EW Group already owns a Brazilian office, allowing the tilapia team to sidestep many of the cumbersome bureaucratic procedures of starting up business activities in the South American country. That allowed EW Group to get right down to the task of reducing the grow-out time of tilapia fish from 90 days, to significantly less.

Aiming at tilapia geneticsPart of the attractiveness of the tilapia market is the short growth period. Combined with genomics, or the study of the genome to identify genetic traits, EW Group feels like it can be a rapid impact on the tilapia industry.

“This is why tilapia can become enormous, you can get that quality of relevant breeding information back very quickly,” Rodseth said. “It’s very like poultry in that sense.”

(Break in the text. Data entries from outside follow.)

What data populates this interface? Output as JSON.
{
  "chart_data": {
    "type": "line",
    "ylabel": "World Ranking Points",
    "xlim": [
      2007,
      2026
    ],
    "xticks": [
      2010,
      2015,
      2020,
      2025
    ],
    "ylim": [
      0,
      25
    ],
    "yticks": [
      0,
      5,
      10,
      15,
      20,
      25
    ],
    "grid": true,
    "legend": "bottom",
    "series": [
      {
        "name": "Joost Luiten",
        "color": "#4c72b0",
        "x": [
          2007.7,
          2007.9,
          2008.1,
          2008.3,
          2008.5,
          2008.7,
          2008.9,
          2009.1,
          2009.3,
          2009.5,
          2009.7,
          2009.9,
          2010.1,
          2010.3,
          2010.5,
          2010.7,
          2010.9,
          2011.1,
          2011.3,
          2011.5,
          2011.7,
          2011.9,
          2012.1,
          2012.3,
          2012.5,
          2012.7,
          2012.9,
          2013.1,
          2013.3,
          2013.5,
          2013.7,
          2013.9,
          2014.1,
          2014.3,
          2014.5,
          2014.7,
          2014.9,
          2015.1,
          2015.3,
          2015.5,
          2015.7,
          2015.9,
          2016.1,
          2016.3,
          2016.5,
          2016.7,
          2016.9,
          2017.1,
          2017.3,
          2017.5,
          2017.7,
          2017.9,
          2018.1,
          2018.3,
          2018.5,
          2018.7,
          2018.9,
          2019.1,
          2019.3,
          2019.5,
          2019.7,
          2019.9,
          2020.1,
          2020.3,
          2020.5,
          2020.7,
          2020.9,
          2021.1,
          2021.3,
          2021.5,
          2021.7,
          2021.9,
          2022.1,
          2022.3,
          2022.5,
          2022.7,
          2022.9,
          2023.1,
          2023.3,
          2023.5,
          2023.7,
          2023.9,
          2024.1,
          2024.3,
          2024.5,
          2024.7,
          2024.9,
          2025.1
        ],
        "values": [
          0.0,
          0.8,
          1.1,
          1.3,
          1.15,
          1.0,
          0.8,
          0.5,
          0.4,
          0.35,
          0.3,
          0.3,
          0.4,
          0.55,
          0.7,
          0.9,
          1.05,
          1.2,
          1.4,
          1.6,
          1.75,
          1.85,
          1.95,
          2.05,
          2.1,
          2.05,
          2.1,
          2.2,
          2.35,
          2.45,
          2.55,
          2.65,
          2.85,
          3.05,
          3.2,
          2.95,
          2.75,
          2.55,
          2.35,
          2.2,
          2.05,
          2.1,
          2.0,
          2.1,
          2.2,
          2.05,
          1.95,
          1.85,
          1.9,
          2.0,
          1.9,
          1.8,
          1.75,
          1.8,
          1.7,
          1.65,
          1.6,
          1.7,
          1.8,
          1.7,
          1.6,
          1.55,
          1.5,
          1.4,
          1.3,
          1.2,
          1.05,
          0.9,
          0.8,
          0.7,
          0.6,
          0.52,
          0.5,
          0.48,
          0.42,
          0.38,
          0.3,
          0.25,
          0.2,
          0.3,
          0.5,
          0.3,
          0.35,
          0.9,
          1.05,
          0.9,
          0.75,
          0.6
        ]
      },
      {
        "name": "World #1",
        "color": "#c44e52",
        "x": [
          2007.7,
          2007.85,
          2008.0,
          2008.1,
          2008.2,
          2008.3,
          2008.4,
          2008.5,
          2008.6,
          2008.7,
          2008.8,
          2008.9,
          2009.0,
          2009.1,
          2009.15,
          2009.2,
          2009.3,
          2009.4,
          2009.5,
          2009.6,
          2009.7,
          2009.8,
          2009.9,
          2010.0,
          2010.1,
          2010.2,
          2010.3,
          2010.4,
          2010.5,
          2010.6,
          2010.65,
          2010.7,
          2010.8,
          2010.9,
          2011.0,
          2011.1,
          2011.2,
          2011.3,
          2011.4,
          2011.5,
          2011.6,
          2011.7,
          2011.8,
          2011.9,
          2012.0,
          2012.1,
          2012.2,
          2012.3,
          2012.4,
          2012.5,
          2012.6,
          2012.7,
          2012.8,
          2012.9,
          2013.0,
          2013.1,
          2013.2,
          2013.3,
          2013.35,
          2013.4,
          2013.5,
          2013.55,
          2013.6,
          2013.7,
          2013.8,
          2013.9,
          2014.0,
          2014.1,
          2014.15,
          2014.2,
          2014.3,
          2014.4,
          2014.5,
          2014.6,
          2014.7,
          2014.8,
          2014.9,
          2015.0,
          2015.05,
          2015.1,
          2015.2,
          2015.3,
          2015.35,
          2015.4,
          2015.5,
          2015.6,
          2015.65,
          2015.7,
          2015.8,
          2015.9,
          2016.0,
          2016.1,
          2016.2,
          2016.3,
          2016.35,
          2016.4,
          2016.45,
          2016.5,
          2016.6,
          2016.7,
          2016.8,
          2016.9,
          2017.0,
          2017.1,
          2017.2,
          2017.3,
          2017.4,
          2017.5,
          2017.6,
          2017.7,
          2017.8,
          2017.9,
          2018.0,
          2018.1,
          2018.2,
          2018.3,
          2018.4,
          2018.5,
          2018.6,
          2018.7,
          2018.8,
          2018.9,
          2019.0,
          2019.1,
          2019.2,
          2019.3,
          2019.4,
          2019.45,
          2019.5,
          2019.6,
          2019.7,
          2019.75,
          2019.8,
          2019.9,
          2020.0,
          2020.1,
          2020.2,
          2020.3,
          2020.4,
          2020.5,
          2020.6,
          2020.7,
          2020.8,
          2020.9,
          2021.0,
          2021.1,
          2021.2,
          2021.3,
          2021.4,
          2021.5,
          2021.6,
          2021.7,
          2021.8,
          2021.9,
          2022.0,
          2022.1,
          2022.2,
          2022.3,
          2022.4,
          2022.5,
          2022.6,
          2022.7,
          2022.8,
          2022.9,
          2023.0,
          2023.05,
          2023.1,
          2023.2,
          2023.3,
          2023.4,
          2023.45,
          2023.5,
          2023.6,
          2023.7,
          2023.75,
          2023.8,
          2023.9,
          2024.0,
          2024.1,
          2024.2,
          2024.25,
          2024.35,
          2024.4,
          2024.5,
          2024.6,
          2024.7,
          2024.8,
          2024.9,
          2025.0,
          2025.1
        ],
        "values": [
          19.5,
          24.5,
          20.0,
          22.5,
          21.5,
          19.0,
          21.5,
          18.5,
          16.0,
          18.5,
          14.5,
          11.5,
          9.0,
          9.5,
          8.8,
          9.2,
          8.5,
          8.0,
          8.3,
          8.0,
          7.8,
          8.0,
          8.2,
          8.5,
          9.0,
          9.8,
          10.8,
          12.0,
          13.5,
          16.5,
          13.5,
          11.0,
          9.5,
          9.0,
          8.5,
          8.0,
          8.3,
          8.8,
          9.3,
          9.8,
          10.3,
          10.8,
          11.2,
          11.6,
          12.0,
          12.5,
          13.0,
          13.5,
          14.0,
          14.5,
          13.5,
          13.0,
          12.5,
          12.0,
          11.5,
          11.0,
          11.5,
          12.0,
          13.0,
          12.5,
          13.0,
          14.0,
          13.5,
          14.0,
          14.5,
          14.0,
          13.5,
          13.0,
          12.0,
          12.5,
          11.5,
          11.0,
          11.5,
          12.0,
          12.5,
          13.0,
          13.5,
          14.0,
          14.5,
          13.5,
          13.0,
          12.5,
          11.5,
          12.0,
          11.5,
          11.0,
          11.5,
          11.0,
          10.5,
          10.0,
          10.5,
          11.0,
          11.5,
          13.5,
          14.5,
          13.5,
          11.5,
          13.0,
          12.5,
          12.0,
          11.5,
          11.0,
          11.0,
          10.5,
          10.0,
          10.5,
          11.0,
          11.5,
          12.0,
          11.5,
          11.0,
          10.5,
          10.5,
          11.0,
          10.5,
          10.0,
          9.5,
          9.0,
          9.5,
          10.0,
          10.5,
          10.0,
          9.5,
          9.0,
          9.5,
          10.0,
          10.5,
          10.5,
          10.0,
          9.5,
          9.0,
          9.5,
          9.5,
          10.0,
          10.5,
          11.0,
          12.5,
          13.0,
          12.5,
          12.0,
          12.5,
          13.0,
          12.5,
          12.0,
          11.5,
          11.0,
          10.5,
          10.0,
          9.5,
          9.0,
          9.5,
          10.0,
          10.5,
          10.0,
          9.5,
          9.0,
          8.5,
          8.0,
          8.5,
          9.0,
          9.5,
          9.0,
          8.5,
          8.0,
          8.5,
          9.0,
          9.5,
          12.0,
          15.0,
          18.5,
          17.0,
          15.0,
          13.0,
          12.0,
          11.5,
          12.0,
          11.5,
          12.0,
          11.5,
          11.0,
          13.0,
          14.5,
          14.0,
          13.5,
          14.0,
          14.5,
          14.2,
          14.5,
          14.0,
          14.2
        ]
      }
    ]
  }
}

Genetic companies thrive off a close relationship with customers and rely on data that comes back from growers, Rodseth said. One of the problems with the salmon industry is that efficiencies are harder to enact because of the much longer three-year growth cycle, and the transition from freshwater to saltwater in anadromous species.

“In salmon, it’s more difficult to achieve reliable production data with a lot of noise under large-scale industrial conditions,” Rodseth said. “In tilapia, we have much more control, due to the fact that tilapia has a short production period in the same freshwater environment. They buy the same size fingerlings, they know when they get to the right weight, and they can make decisions about genetics.”

EW Group will consolidate this strategy by working on tilapia vaccines through its unit Vaxxinova to tackle species-specific problems such as streptococcus.

The company tends a big economic impact in every species it gets involved in and tilapia will be no exception, Rodseth said. Some competitors have appeared on the horizon. EW Group has a focused business model and breeding programs and provides technology at a pace that no-one can match, he said.